The questions we bring to Jesus can make a big difference in our journey of transformation. We live in a religious culture that craves correct answers. I’m afraid Evangelical Christianity places correct answers above relationship with God. Now, there’s nothing wrong with correct answers: we won’t get very far believing that two plus two equals twenty-two. But you can do the math all day long and still not know God.
“There is today no lack of Bible teachers to set forth correctly the principles and doctrines of Christ . . . strangely unaware that there is in their ministry no manifest Presence, nor anything unusual in their personal lives.” ~ A.W. TozerWhat Tozer wrote in the early 1960’s is even more acute today. We have come to God with our list of questions, eager to hear the answers we think are important. We have come to the scriptures with our values and world-views, eager to read into the text those things we think God wants the world to know. We have done this. The church. We have insisted that God speak to our values rather than learning what is on his heart.

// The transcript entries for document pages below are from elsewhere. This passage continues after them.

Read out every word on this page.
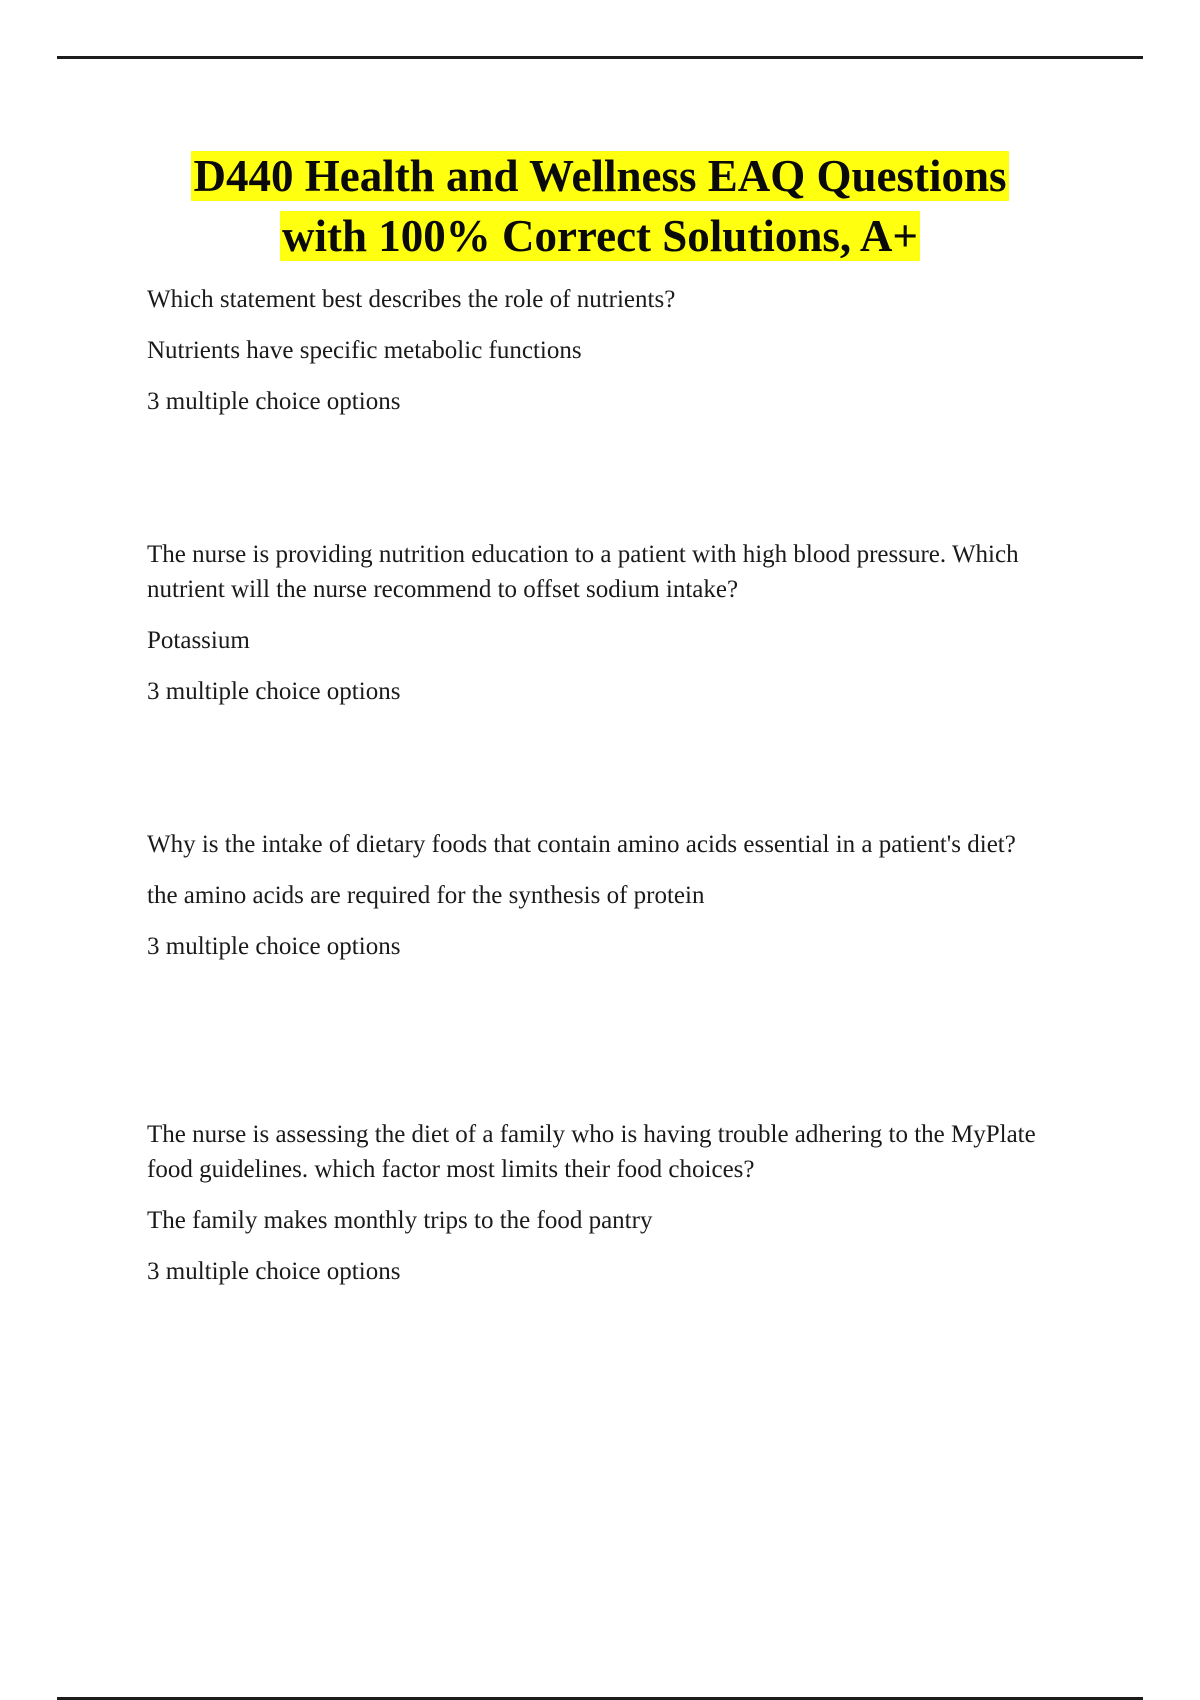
D440 Health and Wellness EAQ Questions
with 100% Correct Solutions, A+

Which statement best describes the role of nutrients?

Nutrients have specific metabolic functions

3 multiple choice options

The nurse is providing nutrition education to a patient with high blood pressure. Which nutrient will the nurse recommend to offset sodium intake?

Potassium

3 multiple choice options

Why is the intake of dietary foods that contain amino acids essential in a patient's diet?

the amino acids are required for the synthesis of protein

3 multiple choice options

The nurse is assessing the diet of a family who is having trouble adhering to the MyPlate food guidelines. which factor most limits their food choices?

The family makes monthly trips to the food pantry

3 multiple choice options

I believe we have valued knowledge over experience and relationship. Knowledge is easier to grasp. We can master a subject. Yet there is a kind of knowledge that comes only from experience. It’s the difference between studying the physics of a curve ball and learning to hit one. In the arena of Christianity, it is easier to relate to a book (the Bible) than it is to experience relationship with the Lord Himself. Again, I am talking about you and me, the church. One reason we reduce evangelism to the narrow message of “Jesus died for your sins” is that it does not require relationship with Jesus on the part of the believer or the prospective believer. The Great Commission--to make disciples--costs everything on the part of the believer and the prospective believer.
Do we really want to know Jesus, or simply know about him? How long would it take to know him? Consider these amazing words from the Apostle Paul, who had walked with Jesus for decades when he wrote:
I consider everything a loss compared to the surpassing greatness of knowing Christ Jesus my Lord, for whose sake I have lost all things. I consider them rubbish, that I may gain Christ . . . I want to know Christ and the power of his resurrection and the fellowship of sharing in his sufferings, becoming like him in his death, and so, somehow, to attain to the resurrection from the dead.” Philippians 3: 8 & 10 (I omitted verse 9 in order to emphasize Paul’s point.)Every follower of Jesus should ask this question: if Paul still desired to know Jesus more and more after two decades, how much more is there for me to experience? Paul was not hungry for doctrine about Jesus. He wanted Christ himself.
Jesus understood the powerful attraction of religious doctrine when he said, “You diligently study the Scriptures because you think that by them you possess eternal life. These are the Scriptures that testify about me.” Sadly, as he spoke to religiously-minded people he concluded, “yet you refuse to come to me to have life.” (John 5: 39 - 40) Correct doctrine is important, but it is not the reality. It is the doorstep, not the door. The menu, not the meal. It is the skeleton, not the living body.
The first and greatest commandment is to love the Lord. Love is relational and experiential--and yes, love depends upon the truth as well. We can take a lesson from our own children: we want them to love and trust us, but we do not require that they understand us in every respect. They can even repeat our words back to us, but it does not guarantee that they understand what we have said. In many cases the understanding will come years, even decades, after we are gone.
What questions do we bring to the Lord? What questions do we bring to the scripture? The answer waits upon the right questions.